青い花瓶
花瓶を買った。
青いガラスの花瓶。
花を愛でることはあっても、わざわざ飾ることはないのに、なぜかその花瓶に惹かれてしまった。
別に、特別素敵な花瓶というわけではなかった。
値段も高いわけじゃない。
ただ、その海のような青に魅入られてしまった。
持ち帰ると、すぐに包装を外し、机の上に置いてみた。
もちろん、家に花はない。
それでも、何か物足りなくて、水を張ってみた。
しばらく、それを眺めた。
見ていると、私の心まで、クリアになっていくような、そんな静かな気持ちになった。
次の日、思いついたように、野草の花をつんで、その花瓶に生けてみた。
しかし、サイズ感が違いしっくりこなかった。
そのまま花を捨ててしまうのも気が引けたので、使っていないガラスのコップに入れて飾ってみた。
駅前の花屋で、花を買ってみた。
花屋には、数えるほどしか行ったことがなかったので、お店の人に適当に見繕ってもらった。
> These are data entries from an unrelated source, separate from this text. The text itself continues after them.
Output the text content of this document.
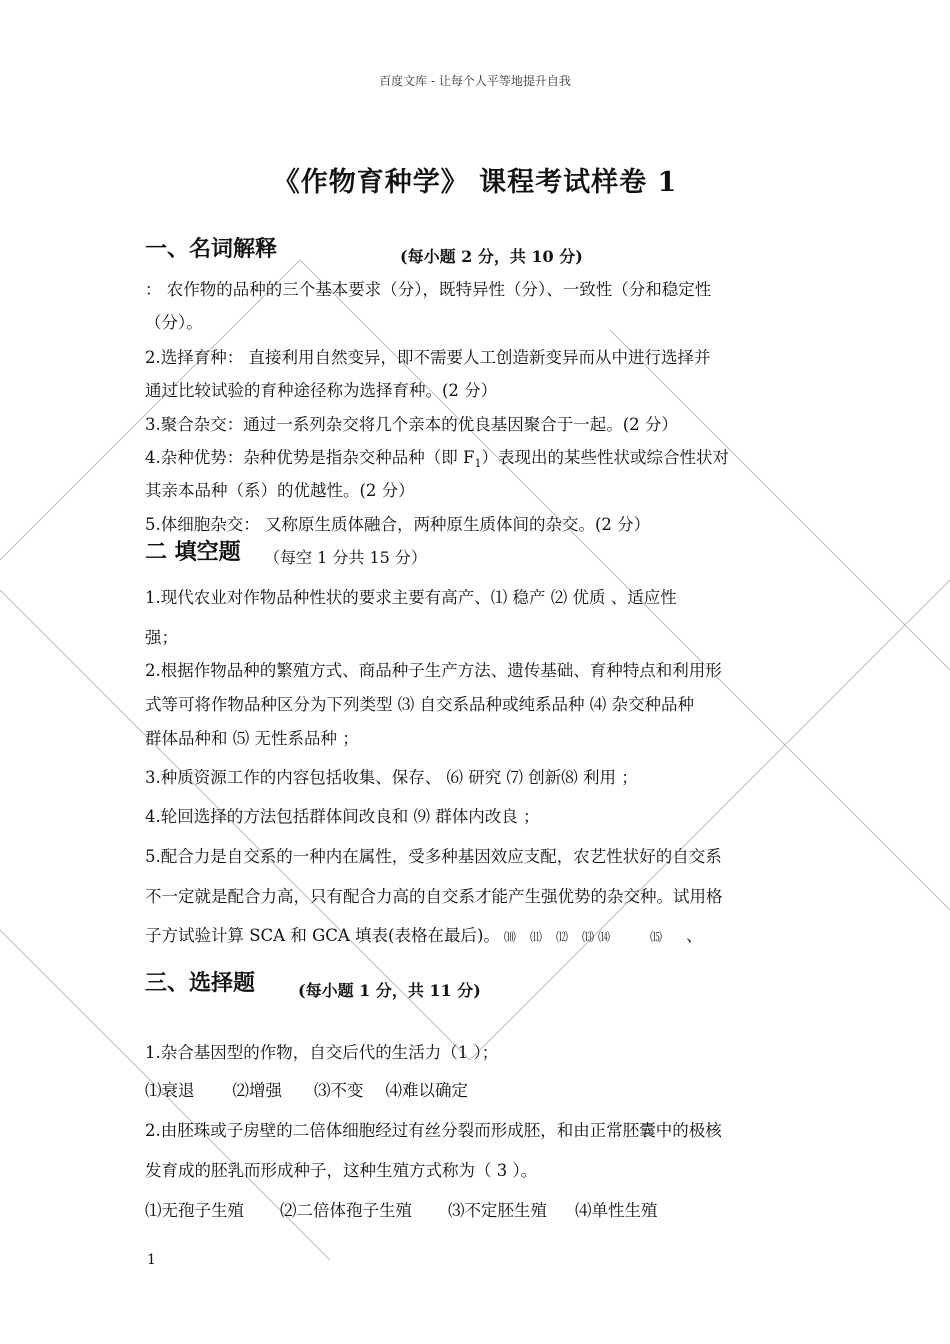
百度文库 - 让每个人平等地提升自我
《作物育种学》 课程考试样卷 1
一、名词解释	(每小题 2 分，共 10 分)
： 农作物的品种的三个基本要求（分），既特异性（分）、一致性（分和稳定性
（分）。
2.选择育种： 直接利用自然变异，即不需要人工创造新变异而从中进行选择并
通过比较试验的育种途径称为选择育种。(2 分）
3.聚合杂交：通过一系列杂交将几个亲本的优良基因聚合于一起。(2 分）
4.杂种优势：杂种优势是指杂交种品种（即 $F_1$）表现出的某些性状或综合性状对
其亲本品种（系）的优越性。(2 分）
5.体细胞杂交： 又称原生质体融合，两种原生质体间的杂交。(2 分）
二 填空题 （每空 1 分共 15 分）
1.现代农业对作物品种性状的要求主要有高产、⑴ 稳产 ⑵ 优质 、适应性
强；
2.根据作物品种的繁殖方式、商品种子生产方法、遗传基础、育种特点和利用形
式等可将作物品种区分为下列类型 ⑶ 自交系品种或纯系品种 ⑷ 杂交种品种
群体品种和 ⑸ 无性系品种 ；
3.种质资源工作的内容包括收集、保存、 ⑹ 研究 ⑺ 创新⑻ 利用 ；
4.轮回选择的方法包括群体间改良和 ⑼ 群体内改良 ；
5.配合力是自交系的一种内在属性，受多种基因效应支配，农艺性状好的自交系
不一定就是配合力高，只有配合力高的自交系才能产生强优势的杂交种。试用格
子方试验计算 SCA 和 GCA 填表(表格在最后)。 ⑽ ⑾ ⑿ ⒀ ⒁	⒂ 、
三、选择题	(每小题 1 分，共 11 分)
1.杂合基因型的作物，自交后代的生活力（1 ）；
⑴衰退 ⑵增强 ⑶不变 ⑷难以确定
2.由胚珠或子房壁的二倍体细胞经过有丝分裂而形成胚，和由正常胚囊中的极核
发育成的胚乳而形成种子，这种生殖方式称为（ 3 ）。
⑴无孢子生殖 ⑵二倍体孢子生殖 ⑶不定胚生殖 ⑷单性生殖
1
今度は、サイズもぴったりで、ちゃんと花を飾ることができた。
可愛らしく、美しく、完成されたもの。
それでも、やっぱりしっくりこなかった。
私にとっては、花瓶が主役だったので、これ見よがしに主張する花は、あまり面白くなかったのだ。
結局、枯れるまでその花を飾った後、また、花を買いに行くことはなかった。
その後、私は時々、青い花瓶に水を張っては、眺めて楽しんだ。
余計なものはいらない。
私はただ、その海のような透き通る青に魅入られたのだから。